The use of the rotary converter in substations

Abstract

Introduction: In street or interurban railway service, when the distance from the central station becomes greater than five or six miles, the copper losses over the trolley become excessive, and it is necessary to reduce these losses to a minimum. This is done by generating alternating current at from 2000 to 7000 volts, or if a higher voltage is desired a step up transformer is used. This high potential is transmitted to a substation situated at some convenient place on the line. Here the line voltage is stepped down by a transformer to something below 1100 and converted into direct current. This conversion may be made by one of three ways. (1). The alternating current may be fed into a synchronous or induction motor which is belted or direct connected to a direct current generator. (2). A motor-generator may be used.
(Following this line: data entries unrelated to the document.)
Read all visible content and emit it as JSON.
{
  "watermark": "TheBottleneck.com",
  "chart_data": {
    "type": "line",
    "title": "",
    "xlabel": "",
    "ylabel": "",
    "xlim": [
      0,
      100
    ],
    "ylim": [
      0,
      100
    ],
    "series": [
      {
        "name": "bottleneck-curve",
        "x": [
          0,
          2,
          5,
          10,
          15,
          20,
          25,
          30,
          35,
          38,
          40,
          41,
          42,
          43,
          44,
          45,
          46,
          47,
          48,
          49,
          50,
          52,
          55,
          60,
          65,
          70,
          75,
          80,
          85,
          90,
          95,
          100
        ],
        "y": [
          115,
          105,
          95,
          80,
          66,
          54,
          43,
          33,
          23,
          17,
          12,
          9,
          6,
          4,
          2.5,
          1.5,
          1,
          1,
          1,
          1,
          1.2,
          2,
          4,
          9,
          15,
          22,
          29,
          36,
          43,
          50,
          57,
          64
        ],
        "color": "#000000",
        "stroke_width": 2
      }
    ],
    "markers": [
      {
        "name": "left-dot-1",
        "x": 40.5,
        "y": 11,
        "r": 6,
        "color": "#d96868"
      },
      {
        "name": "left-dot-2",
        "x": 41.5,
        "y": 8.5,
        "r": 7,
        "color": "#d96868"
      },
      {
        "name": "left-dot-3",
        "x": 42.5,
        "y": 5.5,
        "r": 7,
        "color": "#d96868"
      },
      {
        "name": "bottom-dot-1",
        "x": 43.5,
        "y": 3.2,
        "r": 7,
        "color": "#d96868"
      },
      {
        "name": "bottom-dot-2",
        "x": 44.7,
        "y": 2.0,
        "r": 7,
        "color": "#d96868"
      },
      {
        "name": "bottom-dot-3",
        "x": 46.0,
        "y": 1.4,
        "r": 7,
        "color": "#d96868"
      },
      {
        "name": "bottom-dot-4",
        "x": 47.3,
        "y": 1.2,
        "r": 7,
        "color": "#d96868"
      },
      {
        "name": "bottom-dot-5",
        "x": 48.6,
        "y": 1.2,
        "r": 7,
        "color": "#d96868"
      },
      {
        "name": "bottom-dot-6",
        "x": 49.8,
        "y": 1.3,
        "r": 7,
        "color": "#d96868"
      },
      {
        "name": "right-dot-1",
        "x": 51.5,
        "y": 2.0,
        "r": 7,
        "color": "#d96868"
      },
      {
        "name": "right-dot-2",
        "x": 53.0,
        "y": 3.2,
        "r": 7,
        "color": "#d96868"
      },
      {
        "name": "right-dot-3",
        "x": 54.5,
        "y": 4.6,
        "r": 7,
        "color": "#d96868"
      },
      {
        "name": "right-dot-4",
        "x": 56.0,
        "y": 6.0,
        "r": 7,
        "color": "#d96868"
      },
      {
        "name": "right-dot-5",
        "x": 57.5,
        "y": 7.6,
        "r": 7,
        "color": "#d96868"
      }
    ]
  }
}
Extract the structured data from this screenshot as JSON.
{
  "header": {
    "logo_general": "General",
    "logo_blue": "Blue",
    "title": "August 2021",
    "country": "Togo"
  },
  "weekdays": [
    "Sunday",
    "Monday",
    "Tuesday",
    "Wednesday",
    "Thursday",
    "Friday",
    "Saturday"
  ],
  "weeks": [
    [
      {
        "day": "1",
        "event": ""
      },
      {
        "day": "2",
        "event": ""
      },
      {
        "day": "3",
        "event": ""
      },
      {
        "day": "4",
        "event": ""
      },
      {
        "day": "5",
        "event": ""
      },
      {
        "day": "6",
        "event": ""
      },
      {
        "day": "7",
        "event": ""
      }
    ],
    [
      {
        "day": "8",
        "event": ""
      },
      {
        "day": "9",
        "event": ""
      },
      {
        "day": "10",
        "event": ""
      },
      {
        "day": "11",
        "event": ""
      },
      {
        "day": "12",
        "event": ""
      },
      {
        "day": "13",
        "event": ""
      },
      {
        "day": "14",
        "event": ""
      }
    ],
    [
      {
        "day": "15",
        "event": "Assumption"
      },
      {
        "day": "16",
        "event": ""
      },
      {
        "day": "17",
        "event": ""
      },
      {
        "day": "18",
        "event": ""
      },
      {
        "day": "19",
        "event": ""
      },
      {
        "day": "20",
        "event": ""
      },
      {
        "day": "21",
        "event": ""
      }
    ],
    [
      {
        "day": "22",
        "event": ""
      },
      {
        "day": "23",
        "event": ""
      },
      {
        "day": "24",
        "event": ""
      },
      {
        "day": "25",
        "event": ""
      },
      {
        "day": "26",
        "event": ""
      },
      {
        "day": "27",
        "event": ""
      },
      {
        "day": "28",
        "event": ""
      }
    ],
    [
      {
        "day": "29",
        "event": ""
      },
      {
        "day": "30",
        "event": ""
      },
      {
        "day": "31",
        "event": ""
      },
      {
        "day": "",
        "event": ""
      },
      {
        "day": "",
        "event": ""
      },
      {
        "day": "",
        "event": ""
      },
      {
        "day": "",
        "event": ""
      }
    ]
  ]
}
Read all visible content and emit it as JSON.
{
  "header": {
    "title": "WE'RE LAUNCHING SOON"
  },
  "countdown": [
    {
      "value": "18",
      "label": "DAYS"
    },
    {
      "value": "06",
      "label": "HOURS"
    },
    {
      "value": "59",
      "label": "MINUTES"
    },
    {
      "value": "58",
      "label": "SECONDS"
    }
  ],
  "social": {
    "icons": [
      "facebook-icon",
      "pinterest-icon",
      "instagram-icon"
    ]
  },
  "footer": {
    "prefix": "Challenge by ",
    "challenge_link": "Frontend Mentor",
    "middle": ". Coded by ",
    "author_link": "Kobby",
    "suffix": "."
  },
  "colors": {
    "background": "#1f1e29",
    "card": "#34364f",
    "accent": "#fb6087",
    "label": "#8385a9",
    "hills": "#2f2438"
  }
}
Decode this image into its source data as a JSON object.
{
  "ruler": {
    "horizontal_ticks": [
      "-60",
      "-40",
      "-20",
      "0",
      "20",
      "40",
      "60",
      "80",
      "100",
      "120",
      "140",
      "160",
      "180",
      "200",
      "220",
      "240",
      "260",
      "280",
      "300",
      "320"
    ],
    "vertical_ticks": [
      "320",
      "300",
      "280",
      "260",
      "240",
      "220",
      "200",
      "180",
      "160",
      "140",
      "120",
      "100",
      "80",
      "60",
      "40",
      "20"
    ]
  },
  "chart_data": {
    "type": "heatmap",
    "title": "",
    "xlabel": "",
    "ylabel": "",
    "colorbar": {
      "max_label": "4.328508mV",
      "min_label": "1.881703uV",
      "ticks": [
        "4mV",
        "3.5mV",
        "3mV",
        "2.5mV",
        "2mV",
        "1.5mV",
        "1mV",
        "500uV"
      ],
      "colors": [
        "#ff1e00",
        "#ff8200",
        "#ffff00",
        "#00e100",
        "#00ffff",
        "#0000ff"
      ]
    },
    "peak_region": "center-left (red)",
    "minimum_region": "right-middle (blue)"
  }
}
This is a machine with two separate armature windings on the same core, one being connected to slip rings through which alternating current is fed and operates the machine as a synchronous motor, driving the other winding as a direct current generator connected to a commutator. (3). The alternating current may be fed into a rotary converter, direct current being taken off at the other end. It is about this machine that I wish to write. The rotary converter as far as purpose is concerned is simply the commutator of a direct current rotating at some distance from the generator. But with it as with any commutator it must rotate at the same cyclic speed as the generator. To accomplish this the principle of the synchronous motor is used, for the synchronous motor will run at synchronous speed if it runs at all. So the rotary converter is essentially a synchronous motor in the respect that it has a magnetic field in which rotates an armature winding connected slip rings by leads which are taped on at regular intervals, there being as many rings as there are phases in the circuit.